Problem Definition (INDEXING)

Alice has a string $S$ while Bob has an index. The goal is to let Bob output $S_i$ . Namely, Bob needs to know the $i$ -th (index starts from 1) elements in $S$ without giving Alice the index (otherwise, it is trivial.) We know that the lower bound of communication complexity for INDEXING is $\Omega(n)$ .

The First Proof

Tools

Imagin the following scenario: You know $Y$ , and you want to estimate correlated variable $X$ . What can you do? And, what is the wrong probability.

We can see that if $H(X\mid Y)$ is very small, i.e., after knowing $Y$ , we almost know $X$ . Then, we have a small wrong probability.

Fano’s inequality quantifiers the above observation.
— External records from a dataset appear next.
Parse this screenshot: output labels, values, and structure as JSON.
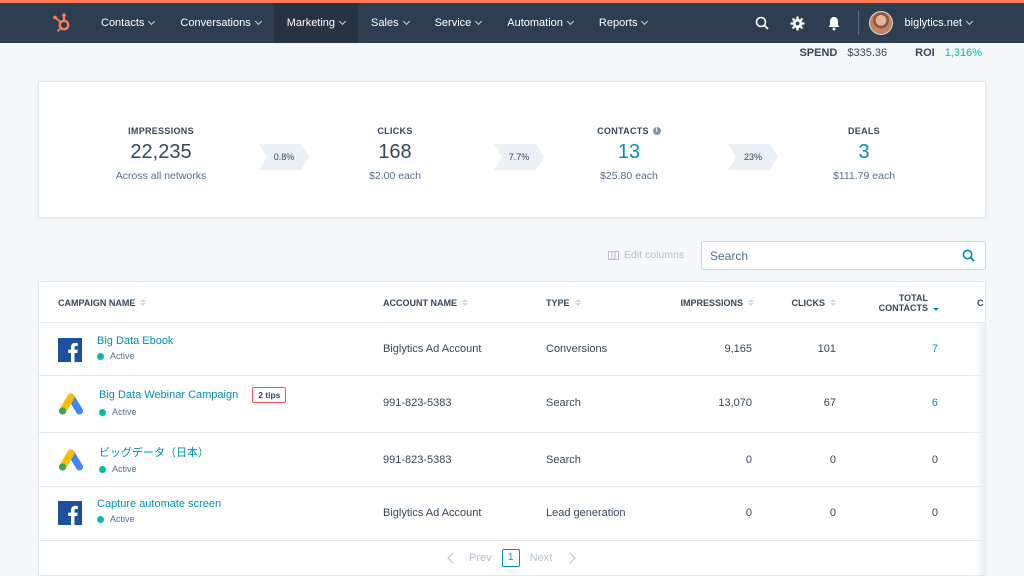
{
  "nav": {
    "items": [
      {
        "label": "Contacts",
        "active": false
      },
      {
        "label": "Conversations",
        "active": false
      },
      {
        "label": "Marketing",
        "active": true
      },
      {
        "label": "Sales",
        "active": false
      },
      {
        "label": "Service",
        "active": false
      },
      {
        "label": "Automation",
        "active": false
      },
      {
        "label": "Reports",
        "active": false
      }
    ],
    "account": "biglytics.net",
    "brand_color": "#ff7a59"
  },
  "summary": {
    "spend_label": "SPEND",
    "spend_value": "$335.36",
    "roi_label": "ROI",
    "roi_value": "1,316%"
  },
  "funnel": {
    "impressions": {
      "label": "IMPRESSIONS",
      "value": "22,235",
      "sub": "Across all networks"
    },
    "rate1": "0.8%",
    "clicks": {
      "label": "CLICKS",
      "value": "168",
      "sub": "$2.00 each"
    },
    "rate2": "7.7%",
    "contacts": {
      "label": "CONTACTS",
      "value": "13",
      "sub": "$25.80 each"
    },
    "rate3": "23%",
    "deals": {
      "label": "DEALS",
      "value": "3",
      "sub": "$111.79 each"
    }
  },
  "toolbar": {
    "edit_columns": "Edit columns",
    "search_placeholder": "Search"
  },
  "table": {
    "headers": {
      "campaign": "CAMPAIGN NAME",
      "account": "ACCOUNT NAME",
      "type": "TYPE",
      "impressions": "IMPRESSIONS",
      "clicks": "CLICKS",
      "total_contacts_1": "TOTAL",
      "total_contacts_2": "CONTACTS",
      "cut": "C"
    },
    "rows": [
      {
        "network": "facebook-icon",
        "name": "Big Data Ebook",
        "status": "Active",
        "account": "Biglytics Ad Account",
        "type": "Conversions",
        "impressions": "9,165",
        "clicks": "101",
        "contacts": "7"
      },
      {
        "network": "google-ads-icon",
        "name": "Big Data Webinar Campaign",
        "tips": "2 tips",
        "status": "Active",
        "account": "991-823-5383",
        "type": "Search",
        "impressions": "13,070",
        "clicks": "67",
        "contacts": "6"
      },
      {
        "network": "google-ads-icon",
        "name": "ビッグデータ（日本）",
        "status": "Active",
        "account": "991-823-5383",
        "type": "Search",
        "impressions": "0",
        "clicks": "0",
        "contacts": "0"
      },
      {
        "network": "facebook-icon",
        "name": "Capture automate screen",
        "status": "Active",
        "account": "Biglytics Ad Account",
        "type": "Lead generation",
        "impressions": "0",
        "clicks": "0",
        "contacts": "0"
      }
    ]
  },
  "pager": {
    "prev": "Prev",
    "page": "1",
    "next": "Next"
  }
}
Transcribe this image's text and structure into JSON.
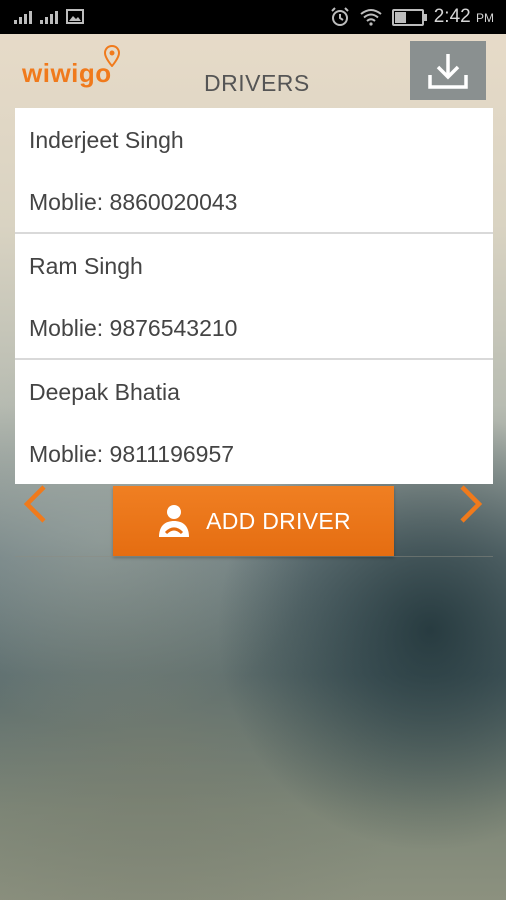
{
  "status_bar": {
    "time": "2:42",
    "ampm": "PM"
  },
  "header": {
    "logo": "wiwigo",
    "title": "DRIVERS",
    "download_icon": "download-icon"
  },
  "drivers": [
    {
      "name": "Inderjeet Singh",
      "mobile": "Moblie: 8860020043"
    },
    {
      "name": "Ram Singh",
      "mobile": "Moblie: 9876543210"
    },
    {
      "name": "Deepak Bhatia",
      "mobile": "Moblie: 9811196957"
    }
  ],
  "actions": {
    "add_driver": "ADD DRIVER"
  },
  "colors": {
    "accent": "#f07a1c",
    "download_bg": "#8a9090"
  }
}
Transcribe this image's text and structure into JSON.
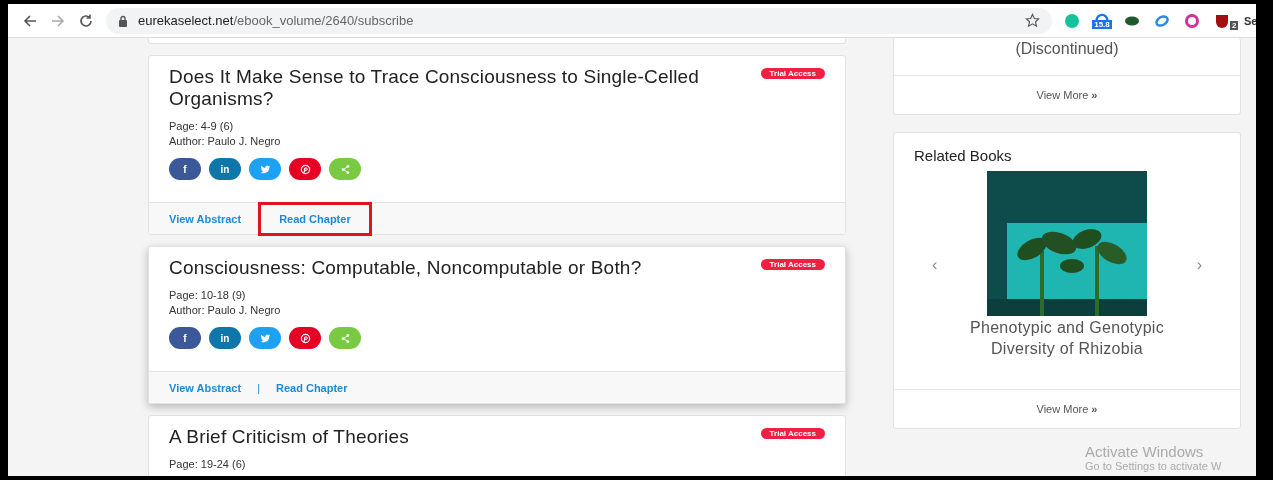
{
  "browser": {
    "url_host": "eurekaselect.net",
    "url_path": "/ebook_volume/2640/subscribe",
    "extensions": [
      {
        "kind": "grammar",
        "color": "#15c39a"
      },
      {
        "kind": "meter",
        "color": "#1a73e8",
        "badge": "15.8"
      },
      {
        "kind": "eye",
        "color": "#1e5a2e"
      },
      {
        "kind": "swirl",
        "color": "#2a8ae0"
      },
      {
        "kind": "ring",
        "color": "#d0309a"
      },
      {
        "kind": "shield",
        "color": "#a01010",
        "badge": "2"
      }
    ],
    "cut_label": "Se"
  },
  "chapters": [
    {
      "title": "Does It Make Sense to Trace Consciousness to Single-Celled Organisms?",
      "badge": "Trial Access",
      "page": "Page: 4-9 (6)",
      "author": "Author: Paulo J. Negro",
      "hovered": false,
      "shares": [
        {
          "kind": "glyph",
          "glyph": "f",
          "color": "#3b5998"
        },
        {
          "kind": "glyph",
          "glyph": "in",
          "color": "#0e76a8"
        },
        {
          "kind": "twitter",
          "color": "#1da1f2"
        },
        {
          "kind": "pinterest",
          "color": "#e60023"
        },
        {
          "kind": "share",
          "color": "#7ac943"
        }
      ],
      "actions": [
        {
          "label": "View Abstract",
          "highlighted": false
        },
        {
          "label": "Read Chapter",
          "highlighted": true
        }
      ]
    },
    {
      "title": "Consciousness: Computable, Noncomputable or Both?",
      "badge": "Trial Access",
      "page": "Page: 10-18 (9)",
      "author": "Author: Paulo J. Negro",
      "hovered": true,
      "shares": [
        {
          "kind": "glyph",
          "glyph": "f",
          "color": "#3b5998"
        },
        {
          "kind": "glyph",
          "glyph": "in",
          "color": "#0e76a8"
        },
        {
          "kind": "twitter",
          "color": "#1da1f2"
        },
        {
          "kind": "pinterest",
          "color": "#e60023"
        },
        {
          "kind": "share",
          "color": "#7ac943"
        }
      ],
      "separator": "|",
      "actions": [
        {
          "label": "View Abstract",
          "highlighted": false
        },
        {
          "label": "Read Chapter",
          "highlighted": false
        }
      ]
    },
    {
      "title": "A Brief Criticism of Theories",
      "badge": "Trial Access",
      "page": "Page: 19-24 (6)",
      "hovered": false
    }
  ],
  "sidebar": {
    "discontinued": {
      "text": "(Discontinued)",
      "link": "View More",
      "link_icon": "»"
    },
    "related": {
      "title": "Related Books",
      "prev": "‹",
      "next": "›",
      "book_title": "Phenotypic and Genotypic Diversity of Rhizobia",
      "link": "View More",
      "link_icon": "»"
    }
  },
  "os_notice": {
    "title": "Activate Windows",
    "subtitle": "Go to Settings to activate W"
  }
}
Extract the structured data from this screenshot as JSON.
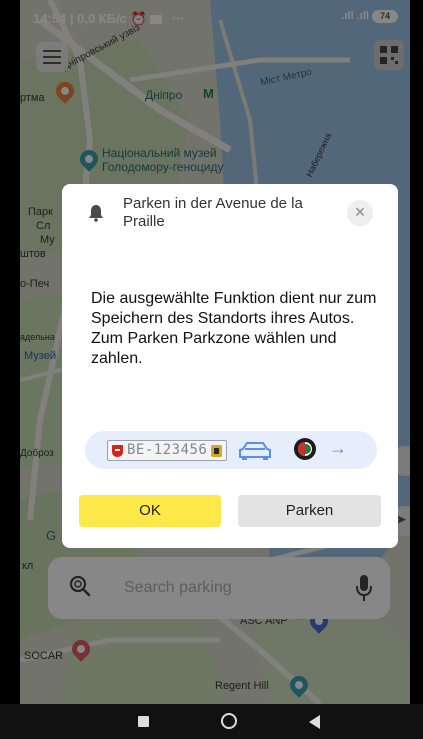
{
  "status_bar": {
    "time_speed": "14:54 | 0,0 КБ/с",
    "extra": "···",
    "signal": ".ıll .ıll",
    "battery": "74"
  },
  "map": {
    "labels": {
      "street_uzviz": "Дніпровський узвіз",
      "area_tma": "ртма",
      "metro_station": "Дніпро",
      "metro_bridge": "Міст Метро",
      "museum": "Національний музей Голодомору-геноциду",
      "naberezhna": "Набережна",
      "park": "Парк",
      "sl": "Сл",
      "my": "Му",
      "shtov": "штов",
      "pech": "о-Печ",
      "dalna": "адельна",
      "muzei": "Музей",
      "dobrov": "Доброз",
      "kl": "кл",
      "g": "G",
      "asc": "ASC ANP",
      "socar": "SOCAR",
      "regent": "Regent Hill",
      "dniprovsky": "Дніпровський"
    }
  },
  "search": {
    "placeholder": "Search parking"
  },
  "dialog": {
    "title": "Parken in der Avenue de la Praille",
    "body": "Die ausgewählte Funktion dient nur zum Speichern des Standorts ihres Autos. Zum Parken Parkzone wählen und zahlen.",
    "plate": "BE-123456",
    "arrow": "→",
    "close": "×",
    "ok_label": "OK",
    "park_label": "Parken"
  },
  "colors": {
    "ok_button": "#fde84a",
    "plate_row_bg": "#e6eefb",
    "accent_blue": "#5a8fe6",
    "metro_green": "#1d8a3d"
  }
}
$\textbf{Fano's Inequality}$ . Given a Markov chain $X_0 \to Y \to X_1$ Let $p_e = P(X_1 \neq X_0)$ . Then, we have
$H_2(p_e) + p_e\log (\lvert \text{supp}(X_0)\rvert-1) \geq H(X_0\mid X_1) \geq H(X_0 \mid Y)$
where $H_2(p_e)$ is the binary entropy, i.e., $H_2(p_e) = p_e \log \frac{1}{p_e} + (1-p_e) \log \frac{1}{1-p_e}$ .

The Proof using Information Theory

For simplicity, let us consider a uniform distribution on $S \in \{0,1\}^n$ .

Let $\Pi$ be the one-way transcript with $\ell$ bits. Here is a Markov Chain: $S \to \Pi \to S'$ , where $S$ is the string and $S'$ is the set of estimated indexes (a vector).

The information revealed by $\Pi$ is

I(\Pi: S) = H(S) - H(S\mid \Pi) = n - H(S\mid \Pi)

H(S\mid \Pi) = \sum_{i=1}^n H(S_i \mid S_{<i}, \Pi)

How to use Fano’s inequality?

From $S \to \Pi \to S'$ , we know that, $S\mid \Pi \perp S' \mid \Pi$ . Then, we have

S_i \mid \Pi \perp S_i' \mid \Pi

Then, we have a Markov chain $S_i \to M \to S_i'$ .

By Fano’s inequality, we have

H_2(p_e) + p_e \log (\lvert 2 \rvert - 1) \geq H(S_i\mid \Pi)

That is, $H_2(p_e) \geq H(S_i\mid \Pi)$

Just consider $p_e = 1/3$ , we have $H_2(1/3) < 1$ . Then, we have

H(S_i \mid \Pi) < 1.

Therefore, $\sum_{i=1}^n H(S_i \mid S_{<i}, \Pi) \leq \sum_{i=1}^n H(S_i\mid \Pi) \leq cn$ where $c<1$ .

Then, we have $H(S\mid \Pi) \leq c n$

So, we have

I(\Pi: S) \geq \Omega(n)

Also, we know that

I(\Pi: S) \leq H(\Pi) \leq \sum_{i}^\ell H(\Pi[i])\leq \ell

Then, we obtain that

\ell \geq \Omega(n)

Reference

[1]CS 15-859: Algorithms for Big Data Fall 2020 Lecture 11 — 11/19/20 Prof. David Woodruff.